Lemuel P. Grant saw the need for a great city park (1882) and stipulated in his donation of 100 acres that "the land should be used for park purposes for all Atlantans".

The popularity of the park grew with the addition of the zoo (1889) and Cyclorama (1893). John C. Olmsted, of the famous Olmsted landscape design firm, visited Grant Park and was commissioned to provide a design/development plan in 1903.

Today, Grant Park is the oldest surviving city park in Atlanta. It now encompasses 131.5 acres. Although many come to the park to view the painting at the Atlanta Cyclorama or enjoy the exotic animals at the zoo, the park offers a wide range of amenities including picnic facilities, historical structures, athletic fields, children's play areas, botanical diversity, natural areas, quiet walks and more.

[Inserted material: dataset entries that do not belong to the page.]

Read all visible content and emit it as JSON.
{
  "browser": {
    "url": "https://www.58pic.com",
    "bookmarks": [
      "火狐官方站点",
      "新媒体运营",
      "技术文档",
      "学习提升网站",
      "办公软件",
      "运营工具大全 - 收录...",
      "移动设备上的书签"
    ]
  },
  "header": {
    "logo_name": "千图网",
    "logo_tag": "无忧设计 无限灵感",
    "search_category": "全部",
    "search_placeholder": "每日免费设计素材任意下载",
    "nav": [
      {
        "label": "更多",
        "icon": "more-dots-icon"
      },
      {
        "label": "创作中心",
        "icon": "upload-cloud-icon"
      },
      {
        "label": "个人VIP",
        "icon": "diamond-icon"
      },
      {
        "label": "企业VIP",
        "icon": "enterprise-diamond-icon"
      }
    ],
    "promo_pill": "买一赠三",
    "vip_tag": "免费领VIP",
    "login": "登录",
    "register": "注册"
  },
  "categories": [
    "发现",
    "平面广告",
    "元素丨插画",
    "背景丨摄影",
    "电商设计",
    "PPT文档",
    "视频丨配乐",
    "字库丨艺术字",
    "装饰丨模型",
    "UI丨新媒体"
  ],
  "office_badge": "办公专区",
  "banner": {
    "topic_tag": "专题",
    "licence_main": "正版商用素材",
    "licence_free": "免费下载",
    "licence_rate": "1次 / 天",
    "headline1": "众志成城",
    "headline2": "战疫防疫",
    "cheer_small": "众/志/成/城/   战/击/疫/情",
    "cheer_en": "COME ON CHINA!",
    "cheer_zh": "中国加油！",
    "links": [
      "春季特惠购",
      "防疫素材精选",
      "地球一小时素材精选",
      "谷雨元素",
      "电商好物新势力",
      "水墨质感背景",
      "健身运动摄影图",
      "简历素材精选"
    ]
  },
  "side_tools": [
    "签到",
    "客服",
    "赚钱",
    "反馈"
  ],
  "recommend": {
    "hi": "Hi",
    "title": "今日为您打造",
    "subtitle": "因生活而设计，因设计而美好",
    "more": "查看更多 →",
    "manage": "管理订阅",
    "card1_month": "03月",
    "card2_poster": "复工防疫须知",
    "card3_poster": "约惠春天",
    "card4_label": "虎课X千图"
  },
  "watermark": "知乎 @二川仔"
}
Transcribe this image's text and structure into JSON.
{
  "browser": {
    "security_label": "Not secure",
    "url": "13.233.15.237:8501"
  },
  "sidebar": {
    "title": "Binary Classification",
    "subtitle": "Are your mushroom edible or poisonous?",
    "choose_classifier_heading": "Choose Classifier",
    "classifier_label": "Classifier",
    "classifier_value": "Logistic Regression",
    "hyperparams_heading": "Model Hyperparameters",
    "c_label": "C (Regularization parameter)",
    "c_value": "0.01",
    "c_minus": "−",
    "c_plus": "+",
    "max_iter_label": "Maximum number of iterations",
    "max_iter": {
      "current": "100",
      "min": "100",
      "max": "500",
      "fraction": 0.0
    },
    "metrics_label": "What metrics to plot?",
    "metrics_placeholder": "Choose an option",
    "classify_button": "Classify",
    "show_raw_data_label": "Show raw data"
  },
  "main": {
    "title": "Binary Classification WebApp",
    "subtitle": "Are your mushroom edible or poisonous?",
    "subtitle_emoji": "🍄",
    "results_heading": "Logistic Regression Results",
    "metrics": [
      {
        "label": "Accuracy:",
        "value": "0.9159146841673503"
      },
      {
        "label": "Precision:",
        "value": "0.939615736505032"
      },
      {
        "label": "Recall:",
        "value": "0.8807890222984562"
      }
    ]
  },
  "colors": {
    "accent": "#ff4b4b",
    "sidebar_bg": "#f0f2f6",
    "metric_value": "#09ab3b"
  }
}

This urban green space, just a stone's throw from the bustle of Peachtree Street, is conveniently located near other points of interest such as Historic Oakland Cemetery (est. 1850), the Gold Dome of the Georgia State Capitol, the Olympic Caldron (1996), Atlanta Braves Hall of Fame and Museum, Turner Field, Martin Luther King National Historic Site, the Fulton Cotton Mill, the Grant Park residential neighborhood (Atlanta's largest historic district), Cabbagetown, Glenwood Park, East Atlanta Village, Inman Park and more.